The Blackberries were picked fresh when I got down to Oregon.  We went down to the docks and bought the Tuna fresh.  Grandmas neighbor came over the day after I got their and brought me a gallon of strawberries she grew.  I bought the peaches from a store while I was down their.

Made a pretty good haul.  Can't wait til I put a tag on something this year so I can can some of that too. 
Title: Re: Canned Meat.
Post by: robb92 on September 03, 2008, 09:32:04 PM
Now you all got me thinking of trying this with a deer this fall.
Title: Re: Canned Meat.
Post by: mlgunkel on October 17, 2008, 11:47:36 AM
Anybody know what canning does to the nutritional value of the food?
Title: Re: Canned Meat.
Post by: billythekidrock on October 17, 2008, 12:31:32 PM
Anybody know what canning does to the nutritional value of the food?

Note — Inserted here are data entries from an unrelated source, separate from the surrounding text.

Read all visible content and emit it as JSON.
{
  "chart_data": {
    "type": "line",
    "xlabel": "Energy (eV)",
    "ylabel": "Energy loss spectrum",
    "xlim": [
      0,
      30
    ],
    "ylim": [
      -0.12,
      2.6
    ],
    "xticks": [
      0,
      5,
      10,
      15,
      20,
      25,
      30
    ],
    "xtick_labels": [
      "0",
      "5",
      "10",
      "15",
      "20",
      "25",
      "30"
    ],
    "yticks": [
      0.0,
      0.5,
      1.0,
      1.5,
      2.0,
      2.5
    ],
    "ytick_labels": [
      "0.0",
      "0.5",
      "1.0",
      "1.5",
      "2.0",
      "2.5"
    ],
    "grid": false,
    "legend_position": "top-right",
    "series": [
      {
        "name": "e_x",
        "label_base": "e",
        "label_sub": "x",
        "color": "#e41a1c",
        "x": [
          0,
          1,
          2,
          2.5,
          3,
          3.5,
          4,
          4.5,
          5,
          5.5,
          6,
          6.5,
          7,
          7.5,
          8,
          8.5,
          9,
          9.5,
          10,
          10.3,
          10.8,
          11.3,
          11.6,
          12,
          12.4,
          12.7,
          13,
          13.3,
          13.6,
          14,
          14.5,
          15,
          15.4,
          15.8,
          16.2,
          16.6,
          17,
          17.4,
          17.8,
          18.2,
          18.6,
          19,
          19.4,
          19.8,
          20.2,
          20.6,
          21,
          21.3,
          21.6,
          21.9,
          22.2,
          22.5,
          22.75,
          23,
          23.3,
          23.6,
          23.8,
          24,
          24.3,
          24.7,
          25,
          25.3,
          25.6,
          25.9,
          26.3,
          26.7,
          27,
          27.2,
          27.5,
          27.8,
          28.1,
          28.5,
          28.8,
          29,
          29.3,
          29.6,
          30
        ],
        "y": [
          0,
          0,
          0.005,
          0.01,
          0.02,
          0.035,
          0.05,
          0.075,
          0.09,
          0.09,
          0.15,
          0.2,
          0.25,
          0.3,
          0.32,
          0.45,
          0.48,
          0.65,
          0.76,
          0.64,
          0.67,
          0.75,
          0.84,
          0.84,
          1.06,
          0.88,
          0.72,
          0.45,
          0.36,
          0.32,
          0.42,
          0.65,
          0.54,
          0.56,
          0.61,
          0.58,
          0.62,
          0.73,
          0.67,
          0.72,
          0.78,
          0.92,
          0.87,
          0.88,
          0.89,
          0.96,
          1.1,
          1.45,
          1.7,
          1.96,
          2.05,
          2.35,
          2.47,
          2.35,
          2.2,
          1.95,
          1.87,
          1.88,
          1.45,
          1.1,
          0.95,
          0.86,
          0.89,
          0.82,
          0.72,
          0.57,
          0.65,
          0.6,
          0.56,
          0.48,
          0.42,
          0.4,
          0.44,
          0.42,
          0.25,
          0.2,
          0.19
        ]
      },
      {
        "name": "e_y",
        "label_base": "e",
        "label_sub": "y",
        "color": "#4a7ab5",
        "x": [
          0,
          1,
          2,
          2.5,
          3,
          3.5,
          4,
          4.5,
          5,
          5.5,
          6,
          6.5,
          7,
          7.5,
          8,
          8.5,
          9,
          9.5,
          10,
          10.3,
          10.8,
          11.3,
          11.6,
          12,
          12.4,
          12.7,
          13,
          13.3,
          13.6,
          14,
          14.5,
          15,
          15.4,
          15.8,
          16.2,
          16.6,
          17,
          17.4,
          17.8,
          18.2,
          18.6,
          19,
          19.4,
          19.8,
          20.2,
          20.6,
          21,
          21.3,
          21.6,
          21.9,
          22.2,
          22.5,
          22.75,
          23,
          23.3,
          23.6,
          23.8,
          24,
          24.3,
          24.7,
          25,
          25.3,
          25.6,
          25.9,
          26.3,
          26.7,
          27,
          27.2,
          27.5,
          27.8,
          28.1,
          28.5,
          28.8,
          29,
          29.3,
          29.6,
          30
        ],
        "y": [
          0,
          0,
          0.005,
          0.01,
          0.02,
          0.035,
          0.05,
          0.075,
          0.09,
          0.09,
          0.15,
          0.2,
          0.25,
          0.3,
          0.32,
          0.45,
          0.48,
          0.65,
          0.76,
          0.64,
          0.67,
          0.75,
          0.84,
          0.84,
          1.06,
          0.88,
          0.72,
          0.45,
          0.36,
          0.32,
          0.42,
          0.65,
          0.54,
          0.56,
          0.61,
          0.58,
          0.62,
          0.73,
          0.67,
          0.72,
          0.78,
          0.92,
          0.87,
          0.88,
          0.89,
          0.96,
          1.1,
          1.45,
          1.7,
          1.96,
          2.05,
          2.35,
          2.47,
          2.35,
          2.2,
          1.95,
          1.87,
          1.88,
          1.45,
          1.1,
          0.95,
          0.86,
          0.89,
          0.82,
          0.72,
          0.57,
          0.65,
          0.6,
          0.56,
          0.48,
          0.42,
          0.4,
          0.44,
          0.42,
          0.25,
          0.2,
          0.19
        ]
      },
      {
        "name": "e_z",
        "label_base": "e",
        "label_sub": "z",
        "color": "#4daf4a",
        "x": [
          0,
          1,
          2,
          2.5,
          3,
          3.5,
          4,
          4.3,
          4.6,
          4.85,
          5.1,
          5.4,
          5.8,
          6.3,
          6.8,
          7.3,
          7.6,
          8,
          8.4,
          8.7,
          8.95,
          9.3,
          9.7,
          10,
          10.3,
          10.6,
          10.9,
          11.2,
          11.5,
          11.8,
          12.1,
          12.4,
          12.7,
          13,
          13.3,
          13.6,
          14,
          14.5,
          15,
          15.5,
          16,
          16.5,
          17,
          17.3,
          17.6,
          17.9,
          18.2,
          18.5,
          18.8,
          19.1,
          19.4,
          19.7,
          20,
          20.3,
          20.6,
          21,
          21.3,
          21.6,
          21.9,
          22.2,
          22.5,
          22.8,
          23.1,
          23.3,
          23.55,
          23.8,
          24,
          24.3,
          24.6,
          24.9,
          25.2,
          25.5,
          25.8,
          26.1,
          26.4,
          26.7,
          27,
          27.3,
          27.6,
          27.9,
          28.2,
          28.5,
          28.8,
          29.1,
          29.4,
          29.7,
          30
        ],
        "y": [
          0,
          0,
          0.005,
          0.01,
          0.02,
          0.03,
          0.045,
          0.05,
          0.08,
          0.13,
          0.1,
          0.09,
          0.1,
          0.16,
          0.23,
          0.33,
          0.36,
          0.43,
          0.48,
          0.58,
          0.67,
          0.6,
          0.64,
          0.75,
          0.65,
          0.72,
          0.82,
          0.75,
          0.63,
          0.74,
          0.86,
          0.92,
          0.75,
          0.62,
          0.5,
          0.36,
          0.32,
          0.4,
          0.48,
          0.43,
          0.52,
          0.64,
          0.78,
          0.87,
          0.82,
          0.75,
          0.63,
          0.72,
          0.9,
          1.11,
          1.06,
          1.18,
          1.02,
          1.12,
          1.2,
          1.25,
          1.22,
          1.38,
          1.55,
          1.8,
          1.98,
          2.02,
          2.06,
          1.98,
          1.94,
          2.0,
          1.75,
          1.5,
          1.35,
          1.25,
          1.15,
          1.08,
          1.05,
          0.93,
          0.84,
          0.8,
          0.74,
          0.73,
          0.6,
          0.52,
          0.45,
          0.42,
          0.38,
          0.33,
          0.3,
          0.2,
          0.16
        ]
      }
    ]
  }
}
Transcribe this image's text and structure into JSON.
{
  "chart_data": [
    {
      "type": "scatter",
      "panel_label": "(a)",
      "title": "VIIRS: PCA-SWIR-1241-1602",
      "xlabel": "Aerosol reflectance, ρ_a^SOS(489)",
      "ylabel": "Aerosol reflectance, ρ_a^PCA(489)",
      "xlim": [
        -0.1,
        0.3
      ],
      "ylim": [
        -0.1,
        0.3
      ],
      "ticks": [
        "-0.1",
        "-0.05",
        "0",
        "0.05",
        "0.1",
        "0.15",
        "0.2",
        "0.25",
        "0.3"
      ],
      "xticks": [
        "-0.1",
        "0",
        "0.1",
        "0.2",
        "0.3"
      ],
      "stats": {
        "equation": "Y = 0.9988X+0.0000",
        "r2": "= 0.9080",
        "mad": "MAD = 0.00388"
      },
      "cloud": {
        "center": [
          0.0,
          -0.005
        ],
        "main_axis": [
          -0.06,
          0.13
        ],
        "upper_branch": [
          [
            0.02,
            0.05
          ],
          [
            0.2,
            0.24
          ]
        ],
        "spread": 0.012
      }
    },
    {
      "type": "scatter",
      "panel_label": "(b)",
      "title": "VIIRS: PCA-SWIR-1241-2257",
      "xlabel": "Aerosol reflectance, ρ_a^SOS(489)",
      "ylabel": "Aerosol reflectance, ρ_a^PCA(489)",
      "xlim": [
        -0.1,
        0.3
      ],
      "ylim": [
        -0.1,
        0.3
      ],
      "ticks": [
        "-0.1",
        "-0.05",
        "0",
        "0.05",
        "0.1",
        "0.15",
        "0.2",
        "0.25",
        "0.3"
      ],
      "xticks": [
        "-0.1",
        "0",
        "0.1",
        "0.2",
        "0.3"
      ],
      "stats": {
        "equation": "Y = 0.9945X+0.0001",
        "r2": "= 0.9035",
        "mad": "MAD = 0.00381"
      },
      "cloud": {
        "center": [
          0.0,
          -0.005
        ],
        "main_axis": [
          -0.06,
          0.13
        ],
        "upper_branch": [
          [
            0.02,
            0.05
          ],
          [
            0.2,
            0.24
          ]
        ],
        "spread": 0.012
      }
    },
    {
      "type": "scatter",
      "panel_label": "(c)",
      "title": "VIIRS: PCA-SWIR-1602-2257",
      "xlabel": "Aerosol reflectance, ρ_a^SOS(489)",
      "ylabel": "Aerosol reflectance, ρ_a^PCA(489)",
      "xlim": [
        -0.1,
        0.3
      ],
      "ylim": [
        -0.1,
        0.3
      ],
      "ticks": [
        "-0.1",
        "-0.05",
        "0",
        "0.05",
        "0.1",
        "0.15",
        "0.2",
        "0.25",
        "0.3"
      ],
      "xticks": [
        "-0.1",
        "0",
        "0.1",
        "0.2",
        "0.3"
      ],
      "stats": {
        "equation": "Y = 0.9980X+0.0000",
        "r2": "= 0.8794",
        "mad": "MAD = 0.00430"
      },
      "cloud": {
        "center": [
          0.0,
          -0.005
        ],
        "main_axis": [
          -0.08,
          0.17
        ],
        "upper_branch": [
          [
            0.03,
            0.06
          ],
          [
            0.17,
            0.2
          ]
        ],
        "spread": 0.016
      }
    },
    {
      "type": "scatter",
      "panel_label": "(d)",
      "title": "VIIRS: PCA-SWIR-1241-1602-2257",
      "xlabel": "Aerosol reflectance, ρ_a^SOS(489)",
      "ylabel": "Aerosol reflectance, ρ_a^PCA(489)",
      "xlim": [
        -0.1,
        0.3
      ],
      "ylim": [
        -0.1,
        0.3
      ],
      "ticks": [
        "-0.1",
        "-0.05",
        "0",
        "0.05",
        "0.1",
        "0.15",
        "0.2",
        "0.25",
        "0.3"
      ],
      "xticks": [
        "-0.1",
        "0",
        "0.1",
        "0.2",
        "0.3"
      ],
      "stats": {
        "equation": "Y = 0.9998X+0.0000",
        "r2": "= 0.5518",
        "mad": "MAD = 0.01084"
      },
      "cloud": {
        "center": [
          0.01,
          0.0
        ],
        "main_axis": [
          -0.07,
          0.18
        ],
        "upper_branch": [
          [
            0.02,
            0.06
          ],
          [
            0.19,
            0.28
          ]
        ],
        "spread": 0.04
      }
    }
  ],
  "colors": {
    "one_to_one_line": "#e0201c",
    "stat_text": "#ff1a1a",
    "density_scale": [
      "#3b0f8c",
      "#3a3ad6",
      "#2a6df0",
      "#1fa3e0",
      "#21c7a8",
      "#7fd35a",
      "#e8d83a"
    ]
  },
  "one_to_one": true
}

I would imagine that it does little to devalue it. Maybe over many years it will degrade.   :dunno:
Title: Re: Canned Meat.
Post by: big ed on April 17, 2009, 06:43:42 PM
AFTER READING THIS ,I NEED TO TO START DOING SOMETHING I HAVE'NT DONE IN YEARS.MAY START WITH THE GARDEN AND END WITH SALMON OR SOMETHING.CANNING A GOOD WAY TO KEEP THE PANTRY FULL OF GOOD STUFF NOT THAT GARBAGE FROM THE STORE.BESIDES THE KIDS WILL LEARN SOMETHING FROM THE PAST.  YEA I"M A YOUNGSERT TO AT 52 .
Title: Re: Canned Meat.
Post by: ICEMAN on April 17, 2009, 08:19:29 PM
Great big ed!  A pretty fun way to enjoy your bounty all year!
Title: Re: Canned Meat.
Post by: NRA4LIFE on April 20, 2009, 08:44:18 AM
I'm 45 and have been canning meat for 20 years or better.  I can some every year.  Saves room in the freezer and tastes outstanding.  I also can just about everything from my garden.  Beans, corn, tomatoes, pickles, salsa, numerous varieties of hot peppers, pickled asparagus, etc.  Will be canning a boatload of humpies this year, both smoked and not.  I also can a lot of dungeness crab and tried Razor clams for the first time this year (way yummy, thanks ICEMAN).

I can venison 3 different ways.  The first, I add about a tablespoon of Lipton onion soup mix to a pint.  This is my personal favorite.  The second, I add about a tablespoon of taco seasoning to the pints.  Very tasty in tacos, burritos, etc.  The third, I add a pinch of oregano, basil, thyme and crushed fennel seed to the pints.  This makes an instant spaghetti-meat sauce.  All these are great.